Bu film üzerine söylenecek çok şey var belki fakat bazen görüntülerin sözlerden daha çok anlam taşıdığını düşünüyoruz. Film hakkında elimizde kalan en önemli belgeler, yönetmenin başrol için düşündüğü Johanna ter Steege ile yaptığı fotoğraf çekiminden geriye kalanlar. Resimlere bakıp, artık ustalık dönemine giren Kubrick’in Steege’yi çekerken nasıl sahneler hayal ettiğini, neler düşündüğünü görebiliyorsunuz. Steege, Kubrick ile fotoğraf çekimleri için 4 saat çalıştığını ve küçük yönlendirmeler sayesinde kendisinin de beklemediği farklılıkta fotoğraflar ortaya çıkardığını belirtiyor. Örneğin bazı fotoğraflarda yüzünde görülebilen korku ifadesinin “ağzını çok az aralık bırak, korkuyla nefes alıp verdiğin belli olsun” direktifiyle oluştuğunu anlatıyor. Kubrick’in soykırımın acımasız yüzünü bir kadının bakışlarında cisimleştirebildiğini görmek, çekilemeyen bu film için daha da üzülmenize yol açıyor.

johanna-ter-steege.gif

Napoleon

Tarihin çekilemeyen en büyük filmi… Sinema tarihçileri sık sık bu sözü tekrarlarlar. Bu yargıya varabilmelerinin nedeni hemen hepsinin Kubrick’in taslak senaryosunu okumuş olmaları. Başrolünde Jack Nicholson’ı düşündüğü film için 500e yakın kitap okuyan, yıllarca Napeleon’un yaşadığı bölgeleri gezen, onbinlerce fotoğraf çeken, binlerce sayfa not alan Kubrick, projeyi asla iptal etmedi.

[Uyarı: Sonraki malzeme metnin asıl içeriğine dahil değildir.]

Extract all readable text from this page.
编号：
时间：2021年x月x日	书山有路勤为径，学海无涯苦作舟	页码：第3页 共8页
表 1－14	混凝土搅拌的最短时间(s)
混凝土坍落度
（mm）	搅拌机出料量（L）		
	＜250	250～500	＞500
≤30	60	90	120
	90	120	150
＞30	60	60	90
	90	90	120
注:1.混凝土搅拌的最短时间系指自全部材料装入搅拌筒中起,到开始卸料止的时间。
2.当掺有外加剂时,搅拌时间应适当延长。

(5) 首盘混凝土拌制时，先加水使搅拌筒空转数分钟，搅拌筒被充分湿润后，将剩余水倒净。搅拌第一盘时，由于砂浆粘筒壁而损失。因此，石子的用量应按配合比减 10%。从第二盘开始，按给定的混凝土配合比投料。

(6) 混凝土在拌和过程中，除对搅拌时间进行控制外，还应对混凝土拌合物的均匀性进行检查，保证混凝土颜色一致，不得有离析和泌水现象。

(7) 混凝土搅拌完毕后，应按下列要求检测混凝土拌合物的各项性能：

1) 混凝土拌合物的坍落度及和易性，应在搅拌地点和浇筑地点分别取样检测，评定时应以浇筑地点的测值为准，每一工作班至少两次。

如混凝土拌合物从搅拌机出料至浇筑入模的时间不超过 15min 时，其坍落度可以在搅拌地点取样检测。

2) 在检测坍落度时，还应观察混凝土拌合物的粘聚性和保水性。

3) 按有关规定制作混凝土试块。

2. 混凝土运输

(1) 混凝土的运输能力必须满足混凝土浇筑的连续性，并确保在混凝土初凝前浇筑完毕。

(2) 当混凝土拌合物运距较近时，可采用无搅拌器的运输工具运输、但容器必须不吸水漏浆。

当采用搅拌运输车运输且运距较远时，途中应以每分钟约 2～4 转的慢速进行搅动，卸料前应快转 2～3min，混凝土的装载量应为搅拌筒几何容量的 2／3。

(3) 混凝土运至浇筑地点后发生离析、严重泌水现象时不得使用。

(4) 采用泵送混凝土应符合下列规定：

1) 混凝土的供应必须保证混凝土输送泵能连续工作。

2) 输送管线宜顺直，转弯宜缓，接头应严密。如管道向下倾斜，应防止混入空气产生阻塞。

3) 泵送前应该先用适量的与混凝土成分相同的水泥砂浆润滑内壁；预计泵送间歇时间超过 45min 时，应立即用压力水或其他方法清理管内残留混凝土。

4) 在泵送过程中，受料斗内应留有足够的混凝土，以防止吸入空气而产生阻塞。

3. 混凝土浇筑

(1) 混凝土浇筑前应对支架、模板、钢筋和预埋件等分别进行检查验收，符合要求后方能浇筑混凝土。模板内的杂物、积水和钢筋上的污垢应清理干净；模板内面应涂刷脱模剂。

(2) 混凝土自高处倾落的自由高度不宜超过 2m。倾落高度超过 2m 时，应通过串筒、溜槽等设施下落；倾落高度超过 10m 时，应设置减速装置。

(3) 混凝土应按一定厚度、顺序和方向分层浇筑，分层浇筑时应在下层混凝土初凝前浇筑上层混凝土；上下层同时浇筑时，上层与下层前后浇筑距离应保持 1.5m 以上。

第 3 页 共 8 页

Senaryoyu okumaya başlayıp ilerlediğinizde filmin yüz milyonlarca dolarlık bir bütçe gerektirdiğini görebiliyorsunuz. Stüdyolar Kubrick’e hep “yatırılan büyük parayı geri kazandıramaz” yanıtıyla geri dönmüş ve filmi ertelemesini salık vermişler. Kubrick ise yakın çevresine teknolojinin günün birinde Napoleon’u çekmesini sağlayacağını ve sadece biraz sabretmeleri gerektiğini söylemiş. Kubrick, maalesef 2000li yılları ve teknolojik gelişmeleri göremedi ve sinema tarihinin en büyük yapımlarından birinden mahrum kaldık.

Özellikle Napoleon ve Arayan Papers için yaptığı çalışmaları gördüğünüzde Kubrick’in erken ölümüne daha fazla üzülüyorsunuz. Sinema tarihinin en büyük ustalarından birinin yaşasaydı çekeceği daha çok film vardı kuşkusuz. Ancak bize bıraktığı eserlerin değeri ve ulaştığı mükemmeliyet bu acımızı biraz olsun dindiriyor.